Applying the kernel command line changes as was done in the above kernel patch of setting: (spec_store_bypass_disable=prctl spectre_v2_user=prctl
):
## With seccomp, but spectre mitigations disabled
cos-dev1 ~ # docker run --rm -v `pwd`:/root/results ljishen/pybench bench /root/results/output
Totals: 1955ms 1975ms
The results are much better and equivalent to running without seccomp before.
The kernel patch will change defaults to make it the default in newer kernels but it was not back ported to the latest 5.15 kernel yet. The runc patches will also accomplish the same effect of disabling those mitigations, but will require folks to use the newer runc.
I'm also supportive to enable this for security improvements, and it's great to see we have mitigation in place for perf impact, but we need to communicate it clearly to users that they should either:
(1) update to newer kernel with that patch (2) change their kernel command line (3) update to latest runc
... to ensure they will not be impacted by any possible perf regressions.

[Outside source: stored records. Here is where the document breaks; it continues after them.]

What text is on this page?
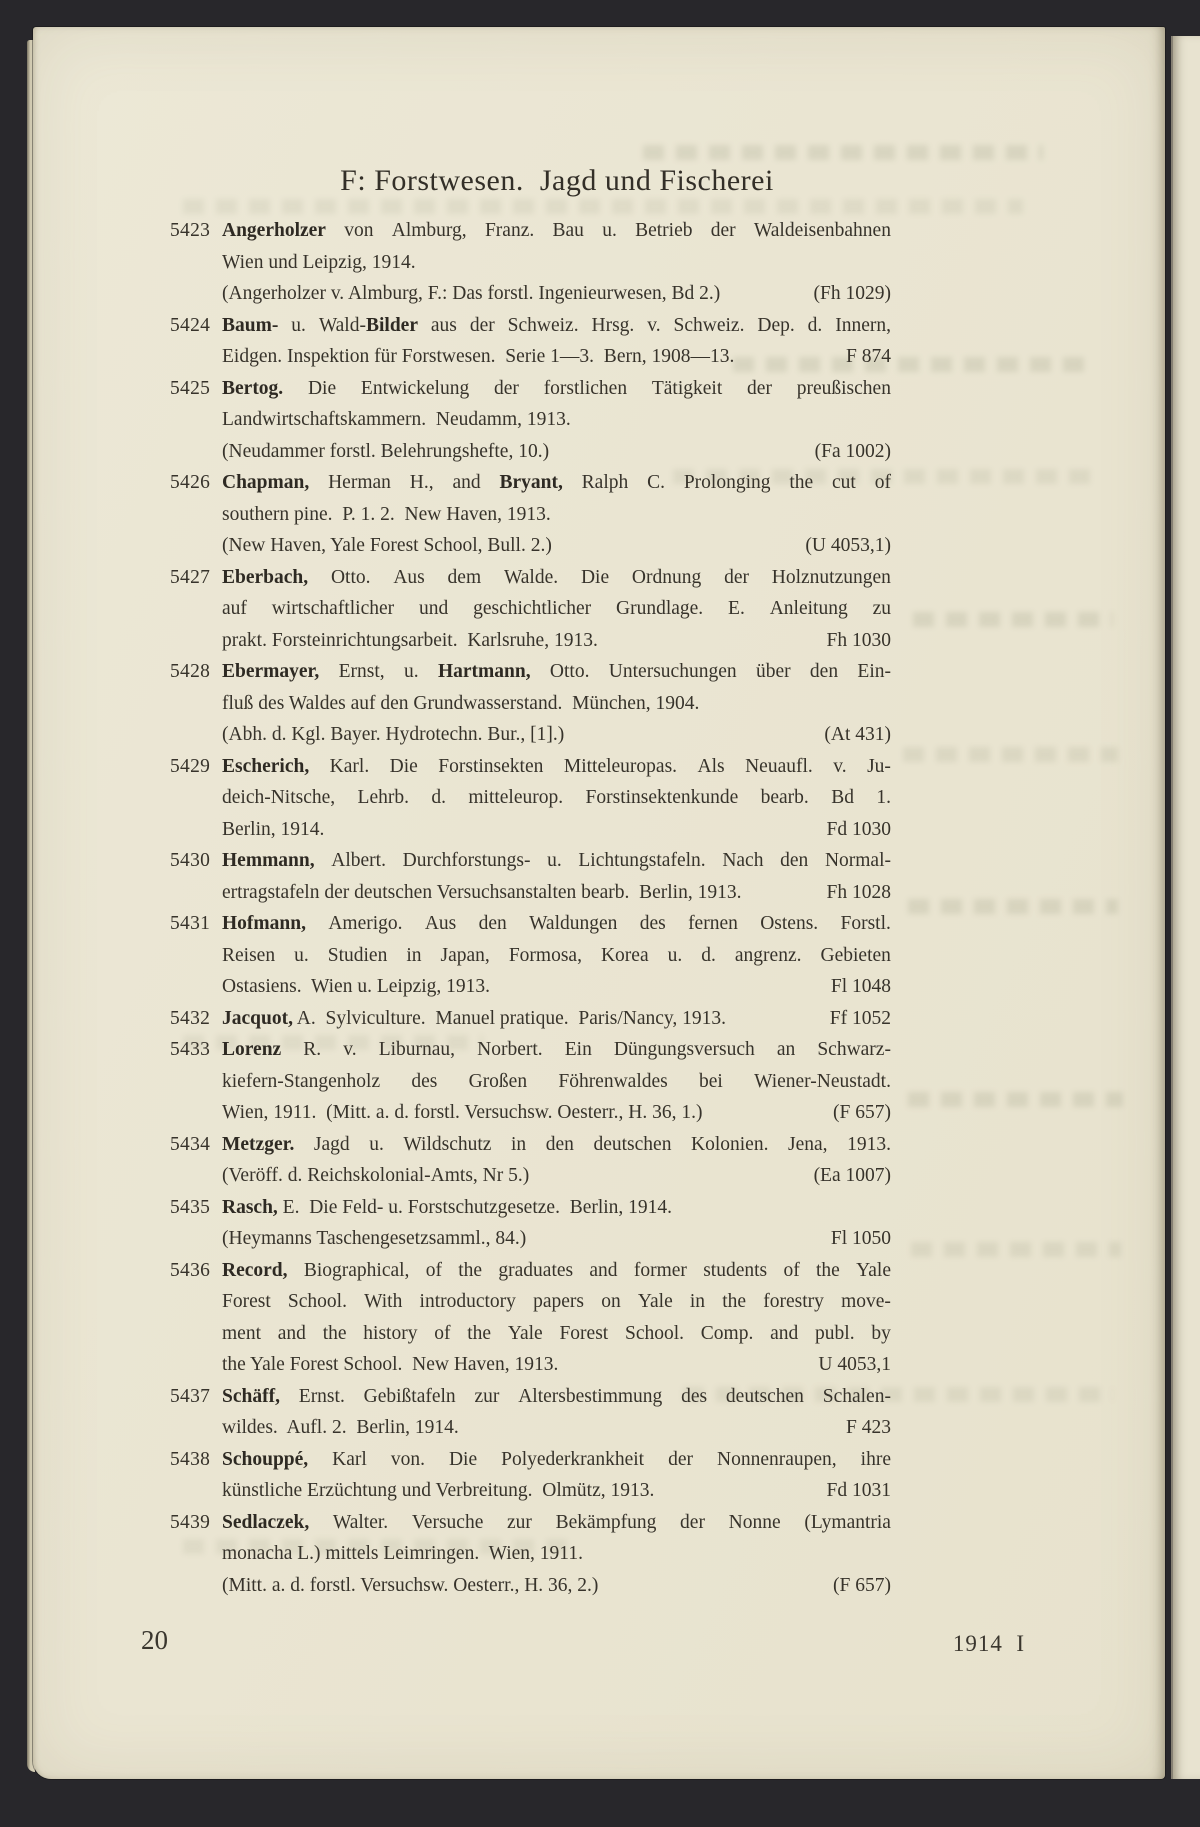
F: Forstwesen.  Jagd und Fischerei
5423 Angerholzer von Almburg, Franz. Bau u. Betrieb der Waldeisenbahnen
Wien und Leipzig, 1914.
(Angerholzer v. Almburg, F.: Das forstl. Ingenieurwesen, Bd 2.)	(Fh 1029)
5424 Baum- u. Wald-Bilder aus der Schweiz. Hrsg. v. Schweiz. Dep. d. Innern,
Eidgen. Inspektion für Forstwesen.  Serie 1—3.  Bern, 1908—13.	F 874
5425 Bertog. Die Entwickelung der forstlichen Tätigkeit der preußischen
Landwirtschaftskammern.  Neudamm, 1913.
(Neudammer forstl. Belehrungshefte, 10.)	(Fa 1002)
5426 Chapman, Herman H., and Bryant, Ralph C. Prolonging the cut of
southern pine.  P. 1. 2.  New Haven, 1913.
(New Haven, Yale Forest School, Bull. 2.)	(U 4053,1)
5427 Eberbach, Otto. Aus dem Walde. Die Ordnung der Holznutzungen
auf wirtschaftlicher und geschichtlicher Grundlage. E. Anleitung zu
prakt. Forsteinrichtungsarbeit.  Karlsruhe, 1913.	Fh 1030
5428 Ebermayer, Ernst, u. Hartmann, Otto. Untersuchungen über den Ein-
fluß des Waldes auf den Grundwasserstand.  München, 1904.
(Abh. d. Kgl. Bayer. Hydrotechn. Bur., [1].)	(At 431)
5429 Escherich, Karl. Die Forstinsekten Mitteleuropas. Als Neuaufl. v. Ju-
deich-Nitsche, Lehrb. d. mitteleurop. Forstinsektenkunde bearb. Bd 1.
Berlin, 1914.	Fd 1030
5430 Hemmann, Albert. Durchforstungs- u. Lichtungstafeln. Nach den Normal-
ertragstafeln der deutschen Versuchsanstalten bearb.  Berlin, 1913.	Fh 1028
5431 Hofmann, Amerigo. Aus den Waldungen des fernen Ostens. Forstl.
Reisen u. Studien in Japan, Formosa, Korea u. d. angrenz. Gebieten
Ostasiens.  Wien u. Leipzig, 1913.	Fl 1048
5432 Jacquot, A.  Sylviculture.  Manuel pratique.  Paris/Nancy, 1913.	Ff 1052
5433 Lorenz R. v. Liburnau, Norbert. Ein Düngungsversuch an Schwarz-
kiefern-Stangenholz des Großen Föhrenwaldes bei Wiener-Neustadt.
Wien, 1911.  (Mitt. a. d. forstl. Versuchsw. Oesterr., H. 36, 1.)	(F 657)
5434 Metzger. Jagd u. Wildschutz in den deutschen Kolonien. Jena, 1913.
(Veröff. d. Reichskolonial-Amts, Nr 5.)	(Ea 1007)
5435 Rasch, E.  Die Feld- u. Forstschutzgesetze.  Berlin, 1914.
(Heymanns Taschengesetzsamml., 84.)	Fl 1050
5436 Record, Biographical, of the graduates and former students of the Yale
Forest School. With introductory papers on Yale in the forestry move-
ment and the history of the Yale Forest School. Comp. and publ. by
the Yale Forest School.  New Haven, 1913.	U 4053,1
5437 Schäff, Ernst. Gebißtafeln zur Altersbestimmung des deutschen Schalen-
wildes.  Aufl. 2.  Berlin, 1914.	F 423
5438 Schouppé, Karl von. Die Polyederkrankheit der Nonnenraupen, ihre
künstliche Erzüchtung und Verbreitung.  Olmütz, 1913.	Fd 1031
5439 Sedlaczek, Walter. Versuche zur Bekämpfung der Nonne (Lymantria
monacha L.) mittels Leimringen.  Wien, 1911.
(Mitt. a. d. forstl. Versuchsw. Oesterr., H. 36, 2.)	(F 657)
20	1914  I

Thank you for all the inputs, I added a new section to the "Beta to GA Graduation" to contain all the documentation bits.
@mrunalp @bobbypage @derekwaynecarr @dchen1107 can we merge this one now? I don't see any outstanding points left.
/lgtm
@deads2k Are you okay removing the hold?
@deads2k Are you okay removing the hold?
Yes, thank you for the updates.
/hold cancel